Read more, and see a nice photo of locomotives under construction, at: http://www.goerie.com/article/20111022/ ... rd-quarter
  by Allen Hazen
Rough arithmetic: GE Transportation's earnings (<$200M) for the quarter were about 6% of GE's total ($3.4 Billion) for the quarter.

Not sure how many locomotives GE Transportation sold in the period, but I'm guessing between 100 and 200 (200 would make an annual rate of 800, which is about what GE's peak in the past decade has been). So, a $2 Million - $3 Million apiece, sales of new locomotives are somewhere in the range of one sixth to one half of GE Transportation's revenues for the quarter: a fairly wide range, but as of right now it's the ONLY estimate I have of how big a fraction of GET's business is locomotive sales. (Obviously the locomotive business, when you factor in spare parts and maintenance contracts, is bigger than just sales of new units.)

(Thanks, MEC407, for watching for these news items and letting us know about them! Much appreciated at my end.)
  by MEC407
With Cat/Progress cutting EMD worker wages in half, it should be interesting to see what effect that has on EMD locomotive prices. If Cat/Progress uses that as an opportunity to price their locomotives significantly lower than GE, GE would have to respond in some way or another if they want to maintain their position as North America's #1 locomotive builder.

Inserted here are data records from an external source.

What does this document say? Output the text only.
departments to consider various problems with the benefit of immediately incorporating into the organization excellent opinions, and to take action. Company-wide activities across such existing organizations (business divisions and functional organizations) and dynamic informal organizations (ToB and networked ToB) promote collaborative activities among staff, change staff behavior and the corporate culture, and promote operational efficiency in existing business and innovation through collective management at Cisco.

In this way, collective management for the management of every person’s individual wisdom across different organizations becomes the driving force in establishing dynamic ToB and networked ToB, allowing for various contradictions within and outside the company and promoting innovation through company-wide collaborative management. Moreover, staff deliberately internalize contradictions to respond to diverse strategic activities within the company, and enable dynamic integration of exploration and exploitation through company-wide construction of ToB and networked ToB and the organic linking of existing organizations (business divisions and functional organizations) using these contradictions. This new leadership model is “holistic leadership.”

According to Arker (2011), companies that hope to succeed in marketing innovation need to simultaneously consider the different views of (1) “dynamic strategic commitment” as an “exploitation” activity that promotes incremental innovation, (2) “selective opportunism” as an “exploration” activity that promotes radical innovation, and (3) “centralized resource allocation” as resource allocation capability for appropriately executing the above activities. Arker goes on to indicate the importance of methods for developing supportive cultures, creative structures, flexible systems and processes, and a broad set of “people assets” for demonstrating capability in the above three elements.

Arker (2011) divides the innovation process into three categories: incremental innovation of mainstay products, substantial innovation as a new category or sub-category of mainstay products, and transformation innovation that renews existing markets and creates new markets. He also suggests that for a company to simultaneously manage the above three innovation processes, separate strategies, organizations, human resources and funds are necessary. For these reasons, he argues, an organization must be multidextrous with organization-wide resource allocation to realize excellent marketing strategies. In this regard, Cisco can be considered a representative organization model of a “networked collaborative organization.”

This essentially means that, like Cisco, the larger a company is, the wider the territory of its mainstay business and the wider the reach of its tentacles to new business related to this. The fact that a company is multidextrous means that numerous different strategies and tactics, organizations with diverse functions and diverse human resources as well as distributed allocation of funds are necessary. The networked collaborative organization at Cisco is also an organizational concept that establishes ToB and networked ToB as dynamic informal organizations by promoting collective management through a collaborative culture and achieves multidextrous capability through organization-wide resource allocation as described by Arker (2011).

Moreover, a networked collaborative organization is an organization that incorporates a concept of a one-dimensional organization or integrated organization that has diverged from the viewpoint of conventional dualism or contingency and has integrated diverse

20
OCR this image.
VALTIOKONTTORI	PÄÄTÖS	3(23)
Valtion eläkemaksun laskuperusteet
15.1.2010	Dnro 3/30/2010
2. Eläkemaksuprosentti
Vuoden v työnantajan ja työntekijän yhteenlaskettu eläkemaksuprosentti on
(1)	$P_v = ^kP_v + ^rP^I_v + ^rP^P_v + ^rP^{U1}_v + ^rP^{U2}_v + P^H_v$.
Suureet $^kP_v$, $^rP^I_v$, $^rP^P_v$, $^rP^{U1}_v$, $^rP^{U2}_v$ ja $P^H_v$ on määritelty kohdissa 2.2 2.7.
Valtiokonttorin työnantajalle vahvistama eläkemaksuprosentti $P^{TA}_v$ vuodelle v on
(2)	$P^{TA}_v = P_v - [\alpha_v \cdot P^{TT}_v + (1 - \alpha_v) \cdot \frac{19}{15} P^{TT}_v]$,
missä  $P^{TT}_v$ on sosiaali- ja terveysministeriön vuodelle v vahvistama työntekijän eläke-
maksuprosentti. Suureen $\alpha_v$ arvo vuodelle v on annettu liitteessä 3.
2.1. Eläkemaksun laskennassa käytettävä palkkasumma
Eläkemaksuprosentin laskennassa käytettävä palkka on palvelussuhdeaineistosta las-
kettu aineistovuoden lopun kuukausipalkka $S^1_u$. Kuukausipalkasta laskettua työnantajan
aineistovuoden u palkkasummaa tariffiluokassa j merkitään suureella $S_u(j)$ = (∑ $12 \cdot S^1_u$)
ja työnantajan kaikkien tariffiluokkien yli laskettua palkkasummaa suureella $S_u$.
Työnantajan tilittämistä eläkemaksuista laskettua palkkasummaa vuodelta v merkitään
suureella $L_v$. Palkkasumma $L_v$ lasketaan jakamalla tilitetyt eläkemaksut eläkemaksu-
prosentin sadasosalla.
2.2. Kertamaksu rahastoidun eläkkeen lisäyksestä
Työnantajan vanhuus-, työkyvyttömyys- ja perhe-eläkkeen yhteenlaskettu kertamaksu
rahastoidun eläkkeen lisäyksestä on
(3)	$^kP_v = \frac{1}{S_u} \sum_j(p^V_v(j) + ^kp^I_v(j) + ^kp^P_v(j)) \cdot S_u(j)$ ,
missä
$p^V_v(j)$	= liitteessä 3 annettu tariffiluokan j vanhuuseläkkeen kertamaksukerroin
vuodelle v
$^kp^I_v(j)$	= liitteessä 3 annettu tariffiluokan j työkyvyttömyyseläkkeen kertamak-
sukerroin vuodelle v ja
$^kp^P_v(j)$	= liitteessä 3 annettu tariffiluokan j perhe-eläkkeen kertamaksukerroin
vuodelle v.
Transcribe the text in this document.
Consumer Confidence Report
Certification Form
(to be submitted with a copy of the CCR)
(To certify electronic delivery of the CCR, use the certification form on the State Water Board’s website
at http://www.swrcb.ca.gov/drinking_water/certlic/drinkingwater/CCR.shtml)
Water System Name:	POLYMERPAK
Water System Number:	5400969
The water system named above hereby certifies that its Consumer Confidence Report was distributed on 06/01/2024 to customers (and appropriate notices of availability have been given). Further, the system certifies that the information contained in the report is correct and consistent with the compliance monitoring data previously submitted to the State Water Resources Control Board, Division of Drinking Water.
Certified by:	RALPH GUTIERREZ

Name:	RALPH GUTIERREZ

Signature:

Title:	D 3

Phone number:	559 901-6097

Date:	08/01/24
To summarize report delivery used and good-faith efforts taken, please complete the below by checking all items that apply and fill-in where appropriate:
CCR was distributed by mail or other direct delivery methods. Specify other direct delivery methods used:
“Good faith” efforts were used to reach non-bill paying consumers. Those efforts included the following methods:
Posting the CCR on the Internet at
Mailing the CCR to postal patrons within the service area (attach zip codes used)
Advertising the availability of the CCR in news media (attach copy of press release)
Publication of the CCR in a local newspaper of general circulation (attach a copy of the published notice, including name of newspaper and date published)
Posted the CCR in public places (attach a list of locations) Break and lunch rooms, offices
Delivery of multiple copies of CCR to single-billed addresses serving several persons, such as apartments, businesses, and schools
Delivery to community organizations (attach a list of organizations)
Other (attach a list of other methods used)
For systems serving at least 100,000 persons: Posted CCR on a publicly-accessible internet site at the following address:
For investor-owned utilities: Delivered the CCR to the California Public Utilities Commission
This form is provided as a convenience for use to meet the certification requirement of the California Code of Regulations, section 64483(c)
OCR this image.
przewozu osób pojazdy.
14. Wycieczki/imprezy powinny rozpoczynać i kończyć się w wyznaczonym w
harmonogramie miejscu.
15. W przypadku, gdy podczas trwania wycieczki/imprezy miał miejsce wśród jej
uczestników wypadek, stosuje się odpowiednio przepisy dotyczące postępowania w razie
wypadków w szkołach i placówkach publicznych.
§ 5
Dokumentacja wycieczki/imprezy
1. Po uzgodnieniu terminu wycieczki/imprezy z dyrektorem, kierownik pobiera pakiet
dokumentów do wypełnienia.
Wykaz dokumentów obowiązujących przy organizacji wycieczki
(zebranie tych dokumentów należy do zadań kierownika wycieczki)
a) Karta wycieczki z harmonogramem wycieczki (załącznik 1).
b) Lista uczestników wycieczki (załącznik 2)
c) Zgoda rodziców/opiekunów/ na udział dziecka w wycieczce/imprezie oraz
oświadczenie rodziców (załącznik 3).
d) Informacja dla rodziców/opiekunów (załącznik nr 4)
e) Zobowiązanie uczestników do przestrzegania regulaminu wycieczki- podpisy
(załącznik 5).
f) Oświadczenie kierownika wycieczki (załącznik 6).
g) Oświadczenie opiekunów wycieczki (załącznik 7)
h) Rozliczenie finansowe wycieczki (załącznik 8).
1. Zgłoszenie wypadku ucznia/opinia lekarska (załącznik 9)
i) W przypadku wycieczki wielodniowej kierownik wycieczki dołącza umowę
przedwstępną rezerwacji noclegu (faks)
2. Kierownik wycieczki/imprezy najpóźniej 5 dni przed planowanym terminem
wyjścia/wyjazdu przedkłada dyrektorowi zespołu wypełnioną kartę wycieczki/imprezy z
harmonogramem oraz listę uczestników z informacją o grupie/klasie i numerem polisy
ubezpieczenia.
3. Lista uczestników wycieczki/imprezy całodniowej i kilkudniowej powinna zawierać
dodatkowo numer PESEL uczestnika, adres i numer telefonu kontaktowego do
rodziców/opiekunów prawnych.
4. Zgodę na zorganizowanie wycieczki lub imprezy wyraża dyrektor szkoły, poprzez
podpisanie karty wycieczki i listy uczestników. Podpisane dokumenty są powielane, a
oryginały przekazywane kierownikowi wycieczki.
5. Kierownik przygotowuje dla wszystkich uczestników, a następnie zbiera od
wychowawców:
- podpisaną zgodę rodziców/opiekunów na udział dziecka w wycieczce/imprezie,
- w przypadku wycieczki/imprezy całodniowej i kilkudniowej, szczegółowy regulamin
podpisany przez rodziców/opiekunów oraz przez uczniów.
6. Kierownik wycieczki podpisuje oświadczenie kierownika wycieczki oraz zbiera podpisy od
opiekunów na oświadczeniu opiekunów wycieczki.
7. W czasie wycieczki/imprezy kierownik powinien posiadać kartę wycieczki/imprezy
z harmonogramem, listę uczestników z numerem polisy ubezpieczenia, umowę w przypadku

Healthy competition is usually good, but the battle to be the lowest-priced builder of anything, whether it's computers or refrigerators or automobiles, can often (but not always) result in reduced product quality/reliability. Considering how remarkably reliable locomotives have become in recent years, I'd hate to see the industry go backwards and end up where it was in the days of the SD50 and C39-8.
  by MEC407
From The London Free Press:
The London Free Press wrote:Many Electro-Motive workers would not only earn half of what they had been making if they accept the contract offer on the table, they'd earn about half the wages of General Electric locomotive employees doing similar jobs in Erie, Penn.
"To build locomotives is not an easy thing," Zaczyk said. "There are miles of wire in there. You're like in a computer room in the front of a GE locomotive. There are all kinds of diagnostics going on, all kinds of lights and gizmos and you name it. It's almost like a spaceship."
"We're talking about $2-million units here, not $20,000 cars. It's not like flipping burgers. If Progress Rail drops the price a bit because they cut salaries, do you think a customer will care? The quality isn't going to be there. Every day that our plant is down, GE is going to capitalize on that."
Read more at: http://www.lfpress.com/news/london/2012 ... 42821.html
  by Jay Potter
This and a number of other Internet discussions I've read in recent years have included references to GE locomotive prices being lower than EMD locomotive prices; however I don't recall any of those discussions citing any actual prices. Can anyone provide any specific pricing examples?